Dan Echols raised the giant metal claw of his track hoe and dug into the white stucco home at the corner of Grant Drive and Ranch Road.
The roof crunched like a cracker. A porch column toppled over. Severed roof beams and concrete blocks fell amid clouds of dust. Bits of pink insulation streamed down like confetti.
Within the span of a half-hour Wednesday morning, Susan Thomsen's home of 13 years was reduced to rubble, all in the name of progress for Brown Acres.
As part of the county's revitalization efforts in this ailing neighborhood, a county-paid excavator leveled Thomsen's sinkhole-damaged house at 11004 Grant Drive. Another contractor will build her a new home with a thick, reinforced slab and a zero percent mortgage.
Thomsen and her roommate, Karen Middlemiss, hope to be settled in by Christmas.
"It means everything. I feel like I hit the lottery," said Thomsen, 44, who worked for a computer company before back problems put her on disability. "The old house was falling apart. The new one is a dream."
The new three-bedroom, two-bathroom home might be the most dramatic piece of the ongoing facelift in Brown Acres. The county will renovate at least five other homes and is looking at other homes to improve or replace. All of the projects are covered by grant money under the State Housing Initiatives Partnership program.
The county's Community Development Division also is working with residents to draft a neighborhood improvement plan. Some neighbors have suggested repaved roads, sidewalks and streetlights.
"What we're trying to do is increase the value of the area, the livability of the area," said Pat Martucci, a housing specialist for the county.
But the problems in Brown Acres are about more than appearances.
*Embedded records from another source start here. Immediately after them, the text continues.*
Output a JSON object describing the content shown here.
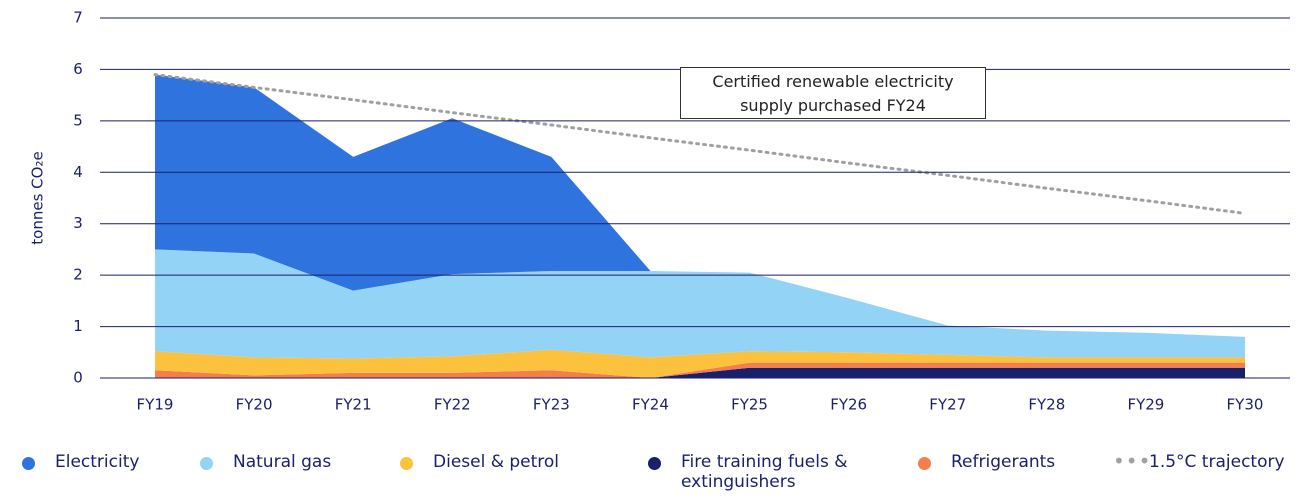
{
  "chart_data": {
    "type": "area",
    "y_label": "tonnes CO₂e",
    "categories": [
      "FY19",
      "FY20",
      "FY21",
      "FY22",
      "FY23",
      "FY24",
      "FY25",
      "FY26",
      "FY27",
      "FY28",
      "FY29",
      "FY30"
    ],
    "series": [
      {
        "name": "Electricity",
        "color": "#2f73df",
        "values": [
          3.4,
          3.23,
          2.6,
          3.03,
          2.22,
          0,
          0,
          0,
          0,
          0,
          0,
          0
        ]
      },
      {
        "name": "Natural gas",
        "color": "#93d3f5",
        "values": [
          1.98,
          2.02,
          1.32,
          1.6,
          1.53,
          1.68,
          1.53,
          1.05,
          0.57,
          0.52,
          0.48,
          0.4
        ]
      },
      {
        "name": "Diesel & petrol",
        "color": "#fcc23e",
        "values": [
          0.37,
          0.35,
          0.28,
          0.32,
          0.4,
          0.4,
          0.22,
          0.2,
          0.15,
          0.1,
          0.1,
          0.1
        ]
      },
      {
        "name": "Fire training fuels & extinguishers",
        "color": "#1a1f6b",
        "values": [
          0,
          0,
          0,
          0,
          0,
          0,
          0.2,
          0.2,
          0.2,
          0.2,
          0.2,
          0.2
        ]
      },
      {
        "name": "Refrigerants",
        "color": "#f47f4a",
        "values": [
          0.15,
          0.05,
          0.1,
          0.1,
          0.15,
          0,
          0.1,
          0.1,
          0.1,
          0.1,
          0.1,
          0.1
        ]
      },
      {
        "name": "1.5°C trajectory",
        "color": "#a0a0a0",
        "style": "dotted",
        "values": [
          5.9,
          5.65,
          5.41,
          5.16,
          4.92,
          4.67,
          4.43,
          4.18,
          3.94,
          3.69,
          3.45,
          3.2
        ]
      }
    ],
    "annotation": [
      "Certified renewable electricity",
      "supply purchased FY24"
    ],
    "ylim": [
      0,
      7
    ],
    "yticks": [
      0,
      1,
      2,
      3,
      4,
      5,
      6,
      7
    ],
    "grid": true
  }
}
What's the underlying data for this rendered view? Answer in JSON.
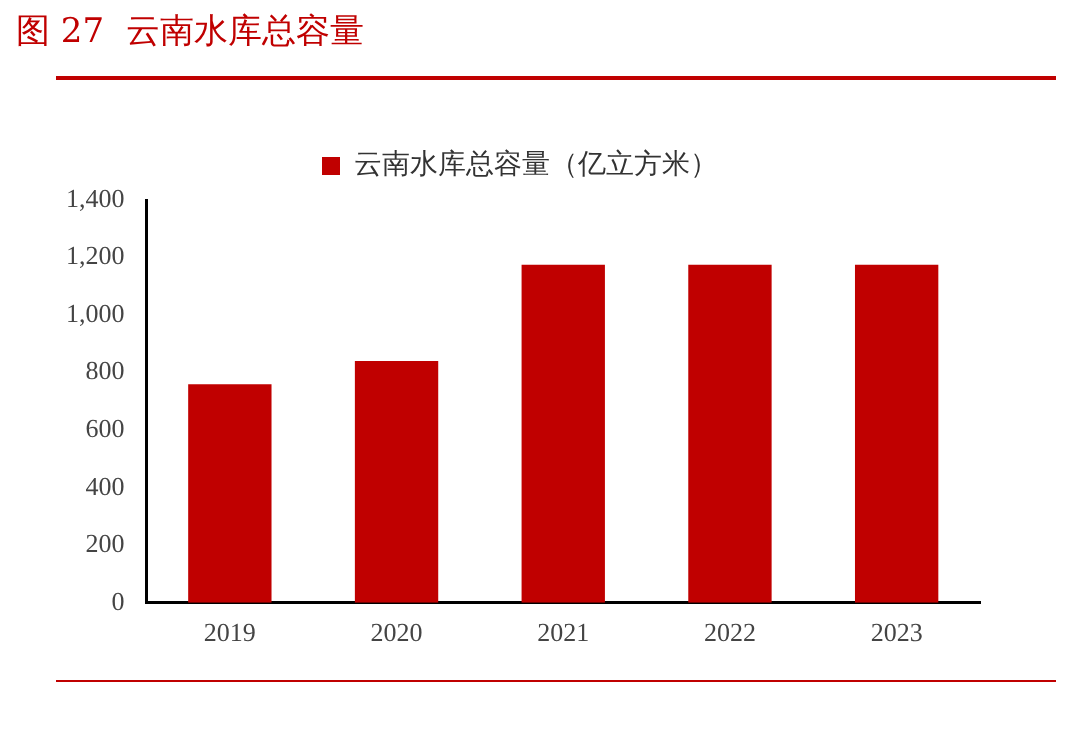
{
  "chart_data": {
    "type": "bar",
    "title": "图 27  云南水库总容量",
    "categories": [
      "2019",
      "2020",
      "2021",
      "2022",
      "2023"
    ],
    "series": [
      {
        "name": "云南水库总容量（亿立方米）",
        "color": "#c00000",
        "values": [
          760,
          840,
          1175,
          1175,
          1175
        ]
      }
    ],
    "ylim": [
      0,
      1400
    ],
    "yticks": [
      {
        "value": 0,
        "label": "0"
      },
      {
        "value": 200,
        "label": "200"
      },
      {
        "value": 400,
        "label": "400"
      },
      {
        "value": 600,
        "label": "600"
      },
      {
        "value": 800,
        "label": "800"
      },
      {
        "value": 1000,
        "label": "1,000"
      },
      {
        "value": 1200,
        "label": "1,200"
      },
      {
        "value": 1400,
        "label": "1,400"
      }
    ],
    "grid": false,
    "legend": "top"
  }
}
Neighbors say a new house on the corner won't chase away the drug dealers who live down the street.
"Nice houses don't change the area," resident Mike Josefowitz said. "It's the drug dealers _ that's why people don't want to come here."
The county is trying to snatch up the deteriorating homes before they fall into the hands of irresponsible renters, said George Romagnoli, the county's community development manager.
Romagnoli's division gives money to the Tampa Bay Community Development Corp. to buy homes in Brown Acres, refurbish them and sell them to low-income families that want to make the neighborhood their home.
But the company has closed on only one home so far because other buyers keep beating them to the punch.
"There's a lot of investors buying up properties (in Brown Acres) and making them rentals, which is the very thing we're trying to fight in that neighborhood," Romagnoli said.
In the meantime, Romagnoli echoed Sheriff Bob White's advice to the homeowners: If you see any criminal activity, call 911.
Thomsen doesn't expect her new home will single-handedly change the neighborhood. But she hopes the self-improvement spirit is contagious.
"I'm hoping I start a trend," she said, smiling.